As Powell — one of Capitol Hill’s most adroit navigators — made his rounds, Republicans on both sides of the Capitol panned the investigation. Sens. Lisa Murkowski, R-Alaska, and Susan Collins, R-Maine, said they both spoke to the chair, with Murkowski praising Tillis’ stance and Collins calling Powell a “man of integrity.”
“One can’t help but wonder that [the investigation has] more to do with the chairman’s resistance to pressure from the White House when it comes to interest rates than it does his testimony,” Collins said on Monday evening.
In an unusually direct statement, House Financial Services Chair French Hill, R-Ark., warned that federal prosecutors’ inquiry “could undermine this and future Administrations’ ability to make sound monetary policy decisions.”
Thune said “the Fed’s independence in shaping monetary policy in the country is something that we need to ensure proceeds without political interference.”
“I don’t want anything to interfere with the independence of the Fed. I support the independence of the Fed,” said Senate Judiciary Chair Chuck Grassley, R-Iowa.
Senate Banking Chair Tim Scott, R-S.C., declined to comment, as did Sen. Mike Rounds, R-S.D., and other rank-and-file GOP senators.
It’s unclear what might happen if lawmakers cannot confirm a replacement for Powell before his term as chair ends this year. One possibility that’s been floated: Trump selects an acting chair from existing board members.

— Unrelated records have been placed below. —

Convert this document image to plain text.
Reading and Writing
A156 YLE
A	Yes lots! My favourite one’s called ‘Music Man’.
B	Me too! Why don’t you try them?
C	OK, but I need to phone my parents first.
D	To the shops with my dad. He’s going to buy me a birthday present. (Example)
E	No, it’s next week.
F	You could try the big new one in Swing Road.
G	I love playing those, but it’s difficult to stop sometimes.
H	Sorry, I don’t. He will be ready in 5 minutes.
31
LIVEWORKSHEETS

There’s also some precedent for Powell to remain at the helm as chair pro tempore, as he did before senators confirmed him to a second term.
Either way, lawmakers predicted the federal probe would spur Powell to serve out the rest of his term as governor, which doesn’t end until January 2028: “Talk about shooting yourself in the foot,” Van Hollen said.

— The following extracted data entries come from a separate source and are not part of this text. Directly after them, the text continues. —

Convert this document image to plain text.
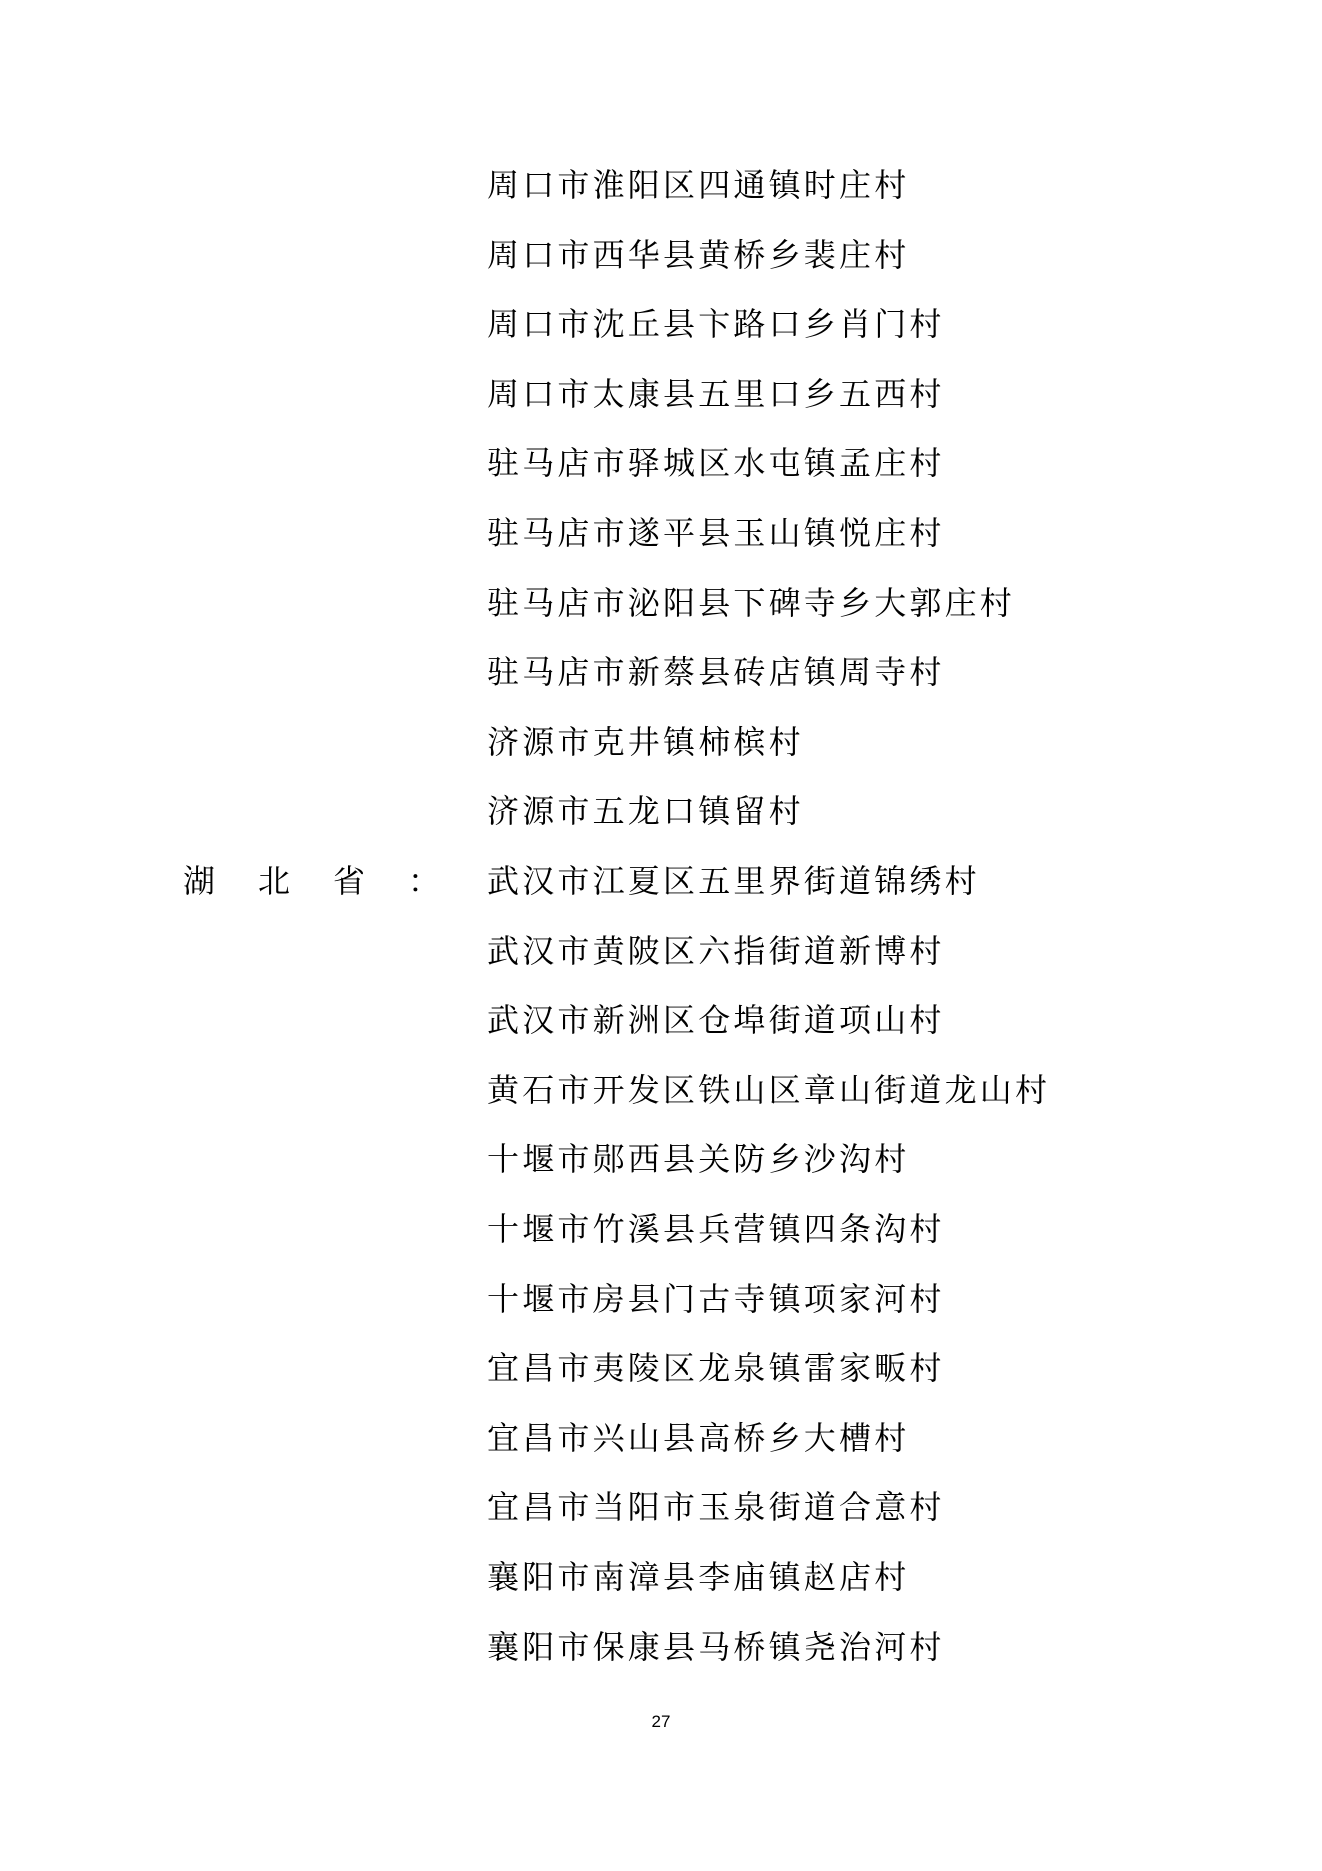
周口市淮阳区四通镇时庄村
周口市西华县黄桥乡裴庄村
周口市沈丘县卞路口乡肖门村
周口市太康县五里口乡五西村
驻马店市驿城区水屯镇孟庄村
驻马店市遂平县玉山镇悦庄村
驻马店市泌阳县下碑寺乡大郭庄村
驻马店市新蔡县砖店镇周寺村
济源市克井镇柿槟村
济源市五龙口镇留村
湖 北 省 ： 武汉市江夏区五里界街道锦绣村
武汉市黄陂区六指街道新博村
武汉市新洲区仓埠街道项山村
黄石市开发区铁山区章山街道龙山村
十堰市郧西县关防乡沙沟村
十堰市竹溪县兵营镇四条沟村
十堰市房县门古寺镇项家河村
宜昌市夷陵区龙泉镇雷家畈村
宜昌市兴山县高桥乡大槽村
宜昌市当阳市玉泉街道合意村
襄阳市南漳县李庙镇赵店村
襄阳市保康县马桥镇尧治河村
27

Burgess and Eleanor’s View
The speed and strength of Republicans’ pushback Monday is a true testament to Powell’s ability to cultivate goodwill with lawmakers — and the very real risk the investigation poses to markets.
It’s also the latest sign of a trend we noticed last week: The blank check that lawmakers in Trump’s party was willing to hand him in 2025 is no longer valid.
Room for Disagreement
As investors watched closely, even Republicans who hesitated to condemn the probe were careful to extol the virtues of an independent central bank. But Cramer wasn’t among them.

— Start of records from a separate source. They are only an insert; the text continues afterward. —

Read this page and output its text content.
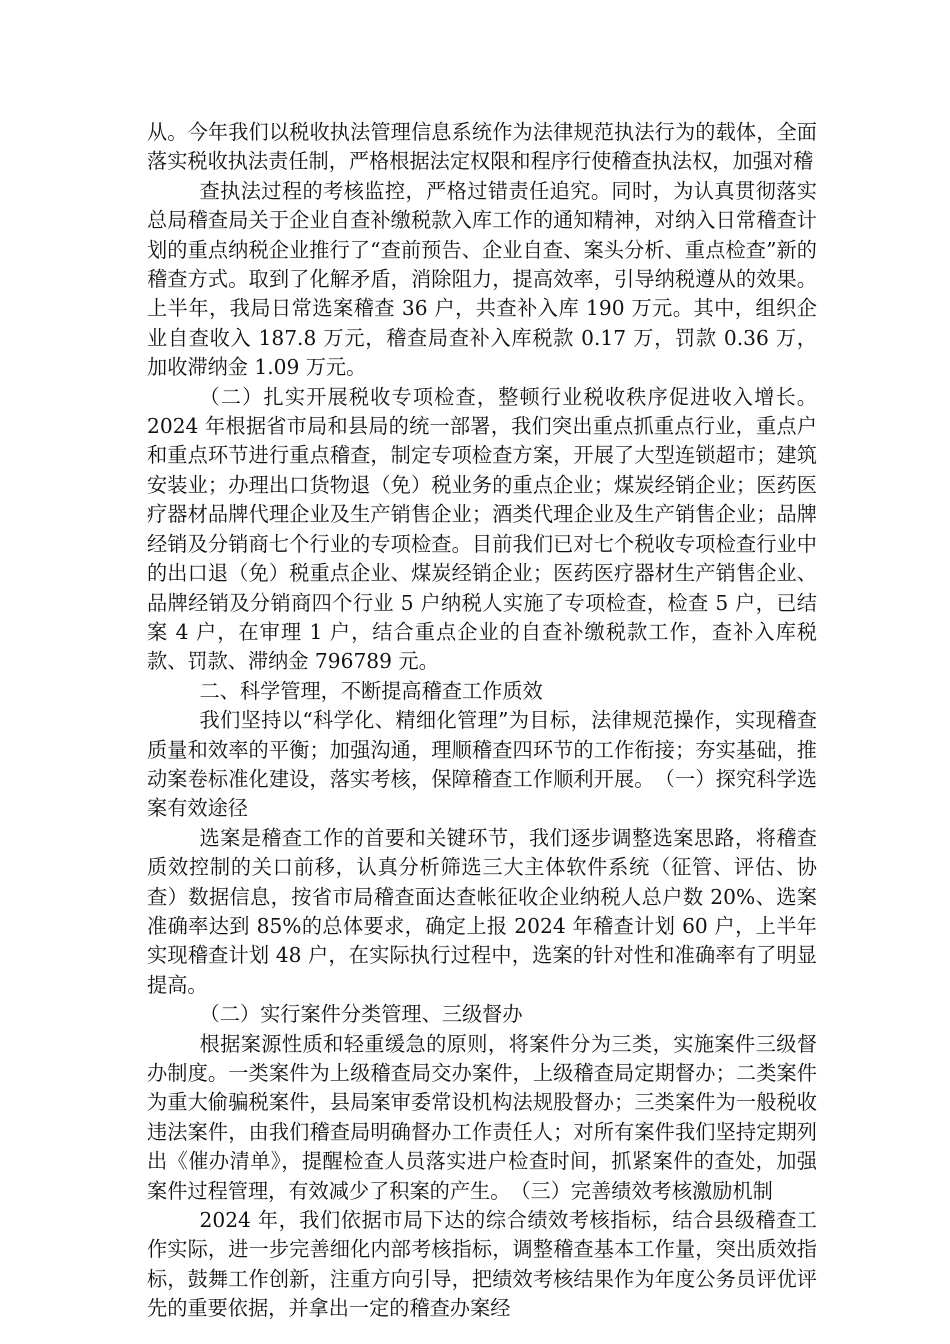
从。今年我们以税收执法管理信息系统作为法律规范执法行为的载体，全面落实税收执法责任制，严格根据法定权限和程序行使稽查执法权，加强对稽

查执法过程的考核监控，严格过错责任追究。同时，为认真贯彻落实总局稽查局关于企业自查补缴税款入库工作的通知精神，对纳入日常稽查计划的重点纳税企业推行了“查前预告、企业自查、案头分析、重点检查”新的稽查方式。取到了化解矛盾，消除阻力，提高效率，引导纳税遵从的效果。上半年，我局日常选案稽查 36 户，共查补入库 190 万元。其中，组织企业自查收入 187.8 万元，稽查局查补入库税款 0.17 万，罚款 0.36 万，加收滞纳金 1.09 万元。

（二）扎实开展税收专项检查，整顿行业税收秩序促进收入增长。2024 年根据省市局和县局的统一部署，我们突出重点抓重点行业，重点户和重点环节进行重点稽查，制定专项检查方案，开展了大型连锁超市；建筑安装业；办理出口货物退（免）税业务的重点企业；煤炭经销企业；医药医疗器材品牌代理企业及生产销售企业；酒类代理企业及生产销售企业；品牌经销及分销商七个行业的专项检查。目前我们已对七个税收专项检查行业中的出口退（免）税重点企业、煤炭经销企业；医药医疗器材生产销售企业、品牌经销及分销商四个行业 5 户纳税人实施了专项检查，检查 5 户，已结案 4 户，在审理 1 户，结合重点企业的自查补缴税款工作，查补入库税款、罚款、滞纳金 796789 元。

二、科学管理，不断提高稽查工作质效

我们坚持以“科学化、精细化管理”为目标，法律规范操作，实现稽查质量和效率的平衡；加强沟通，理顺稽查四环节的工作衔接；夯实基础，推动案卷标准化建设，落实考核，保障稽查工作顺利开展。　（一）探究科学选案有效途径

选案是稽查工作的首要和关键环节，我们逐步调整选案思路，将稽查质效控制的关口前移，认真分析筛选三大主体软件系统（征管、评估、协查）数据信息，按省市局稽查面达查帐征收企业纳税人总户数 20%、选案准确率达到 85%的总体要求，确定上报 2024 年稽查计划 60 户，上半年实现稽查计划 48 户，在实际执行过程中，选案的针对性和准确率有了明显提高。

（二）实行案件分类管理、三级督办

根据案源性质和轻重缓急的原则，将案件分为三类，实施案件三级督办制度。一类案件为上级稽查局交办案件，上级稽查局定期督办；二类案件为重大偷骗税案件，县局案审委常设机构法规股督办；三类案件为一般税收违法案件，由我们稽查局明确督办工作责任人；对所有案件我们坚持定期列出《催办清单》，提醒检查人员落实进户检查时间，抓紧案件的查处，加强案件过程管理，有效减少了积案的产生。　（三）完善绩效考核激励机制

2024 年，我们依据市局下达的综合绩效考核指标，结合县级稽查工作实际，进一步完善细化内部考核指标，调整稽查基本工作量，突出质效指标，鼓舞工作创新，注重方向引导，把绩效考核结果作为年度公务员评优评先的重要依据，并拿出一定的稽查办案经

“The whole independence thing is the most overblown term in all of this. The Fed chairman is appointed by a president who is elected. They’re confirmed by a Senate that’s elected. Philosophy matters, or who would care? A computer could do it,” Cramer said.
“We don’t appoint computers,” he added dryly. “Not yet, anyway.”
Notable
- Treasury Secretary Scott Bessent told Trump the probe is making a “mess,” according to Axios.
- Federal Housing Finance Agency Director Bill Pulte was a driving force behind the Trump administration’s decision, Bloomberg reports.